As such, it is hard not to begin in the tumult of Tahrir Square in the spring and follow the seasons from the hard-fought battle up and down the long roads to Tripoli, Misurata and Benghazi, to the slow and ungraceful fall of the entire continent of Europe as it struggles to come to terms with an ever-deepening debt pool, rising unemployment and shrinking opportunities, and finally to the winter of discontent, of the gathering gloom on the streets of New York, as economic distress seeped inexorably across the Atlantic. From it all, one thought emerges, that this has been not just a year, but the year of protest.
Or has it? As the Arab Spring unravelled and the fruit it bore proved of vastly different quality, many commentators sought to draw parallels with the past: was this the region's Berlin Wall moment, or its Soviet summer, or something else entirely?
The eminent historian Eric Hobsbawm believes the latter is the case. "It reminds me of 1848," he told the BBC earlier this week, "another self-propelled revolution which started in one country, then spread all over the continent in a short time."
In Hobsbawm's mind, the events of 1848 remind him of the so-called Springtime of the Peoples, which began in France and delivered revolutions right across Europe. In fact, only the Ottoman and Russian empires, the Netherlands and Great Britain remained immune from the sweeping unrest.

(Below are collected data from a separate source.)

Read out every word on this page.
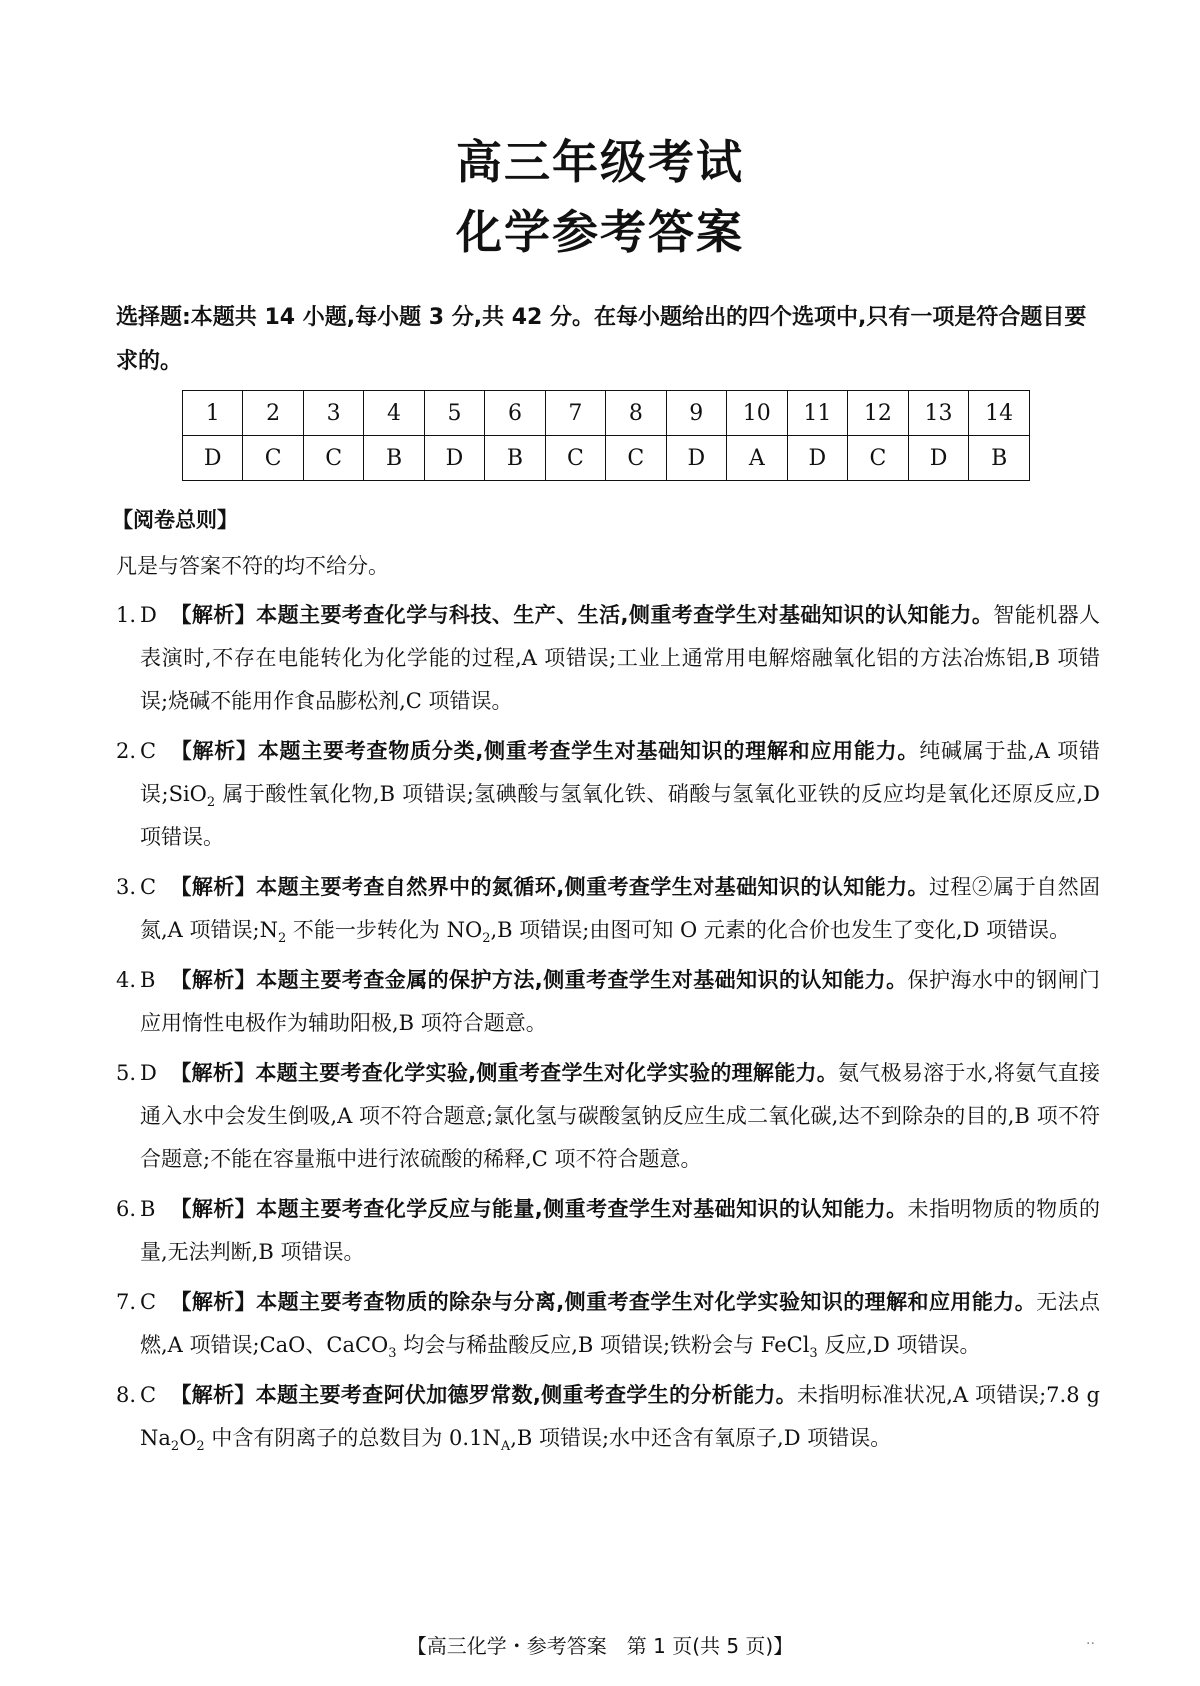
高三年级考试
化学参考答案
选择题:本题共 14 小题,每小题 3 分,共 42 分。在每小题给出的四个选项中,只有一项是符合题目要求的。
1	2	3	4	5	6	7	8	9	10	11	12	13	14
D	C	C	B	D	B	C	C	D	A	D	C	D	B
【阅卷总则】
凡是与答案不符的均不给分。
1. D 【解析】本题主要考查化学与科技、生产、生活,侧重考查学生对基础知识的认知能力。智能机器人表演时,不存在电能转化为化学能的过程,A 项错误;工业上通常用电解熔融氧化铝的方法冶炼铝,B 项错误;烧碱不能用作食品膨松剂,C 项错误。
2. C 【解析】本题主要考查物质分类,侧重考查学生对基础知识的理解和应用能力。纯碱属于盐,A 项错误;SiO$_2$ 属于酸性氧化物,B 项错误;氢碘酸与氢氧化铁、硝酸与氢氧化亚铁的反应均是氧化还原反应,D 项错误。
3. C 【解析】本题主要考查自然界中的氮循环,侧重考查学生对基础知识的认知能力。过程②属于自然固氮,A 项错误$;N_2$ 不能一步转化为 $NO_2,B$ 项错误;由图可知 O 元素的化合价也发生了变化,D 项错误。
4. B 【解析】本题主要考查金属的保护方法,侧重考查学生对基础知识的认知能力。保护海水中的钢闸门应用惰性电极作为辅助阳极,B 项符合题意。
5. D 【解析】本题主要考查化学实验,侧重考查学生对化学实验的理解能力。氨气极易溶于水,将氨气直接通入水中会发生倒吸,A 项不符合题意;氯化氢与碳酸氢钠反应生成二氧化碳,达不到除杂的目的,B 项不符合题意;不能在容量瓶中进行浓硫酸的稀释,C 项不符合题意。
6. B 【解析】本题主要考查化学反应与能量,侧重考查学生对基础知识的认知能力。未指明物质的物质的量,无法判断,B 项错误。
7. C 【解析】本题主要考查物质的除杂与分离,侧重考查学生对化学实验知识的理解和应用能力。无法点燃,A 项错误;CaO、CaCO$_3$ 均会与稀盐酸反应,B 项错误;铁粉会与 FeCl$_3$ 反应,D 项错误。
8. C 【解析】本题主要考查阿伏加德罗常数,侧重考查学生的分析能力。未指明标准状况,A 项错误;7.8 g $Na_2O_2$ 中含有阴离子的总数目为 $0.1N_A,B$ 项错误;水中还含有氧原子,D 项错误。
【高三化学・参考答案　第 1 页(共 5 页)】	..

It is Hobsbawm's next thought, however, which offers greatest pause for reflection. Demonstrating a clarity of vision and analytical mind of someone several decades his junior - he will turn 95 in June next year - he comments that within two years the European Spring appeared all washed up. But it wasn't, he contends. Many advances had been gained, and while the uprisings settled, the ripples of revolution continued to upset the old order.
This much it would be worth remembering when any one of us seeks to analyse the events of the uprisings. Revolutions occur in perfect and imperfect ways, regimes bite back, struggles ebb and flow. Right now, Egypt's awakening seems close to being derailed, after the almost impossible promise of January and February. That said, it would be worth remembering Hobsbawm and the pages of history: demonstrable change occurs over several years and evolution may be as important as revolution in any nation's future.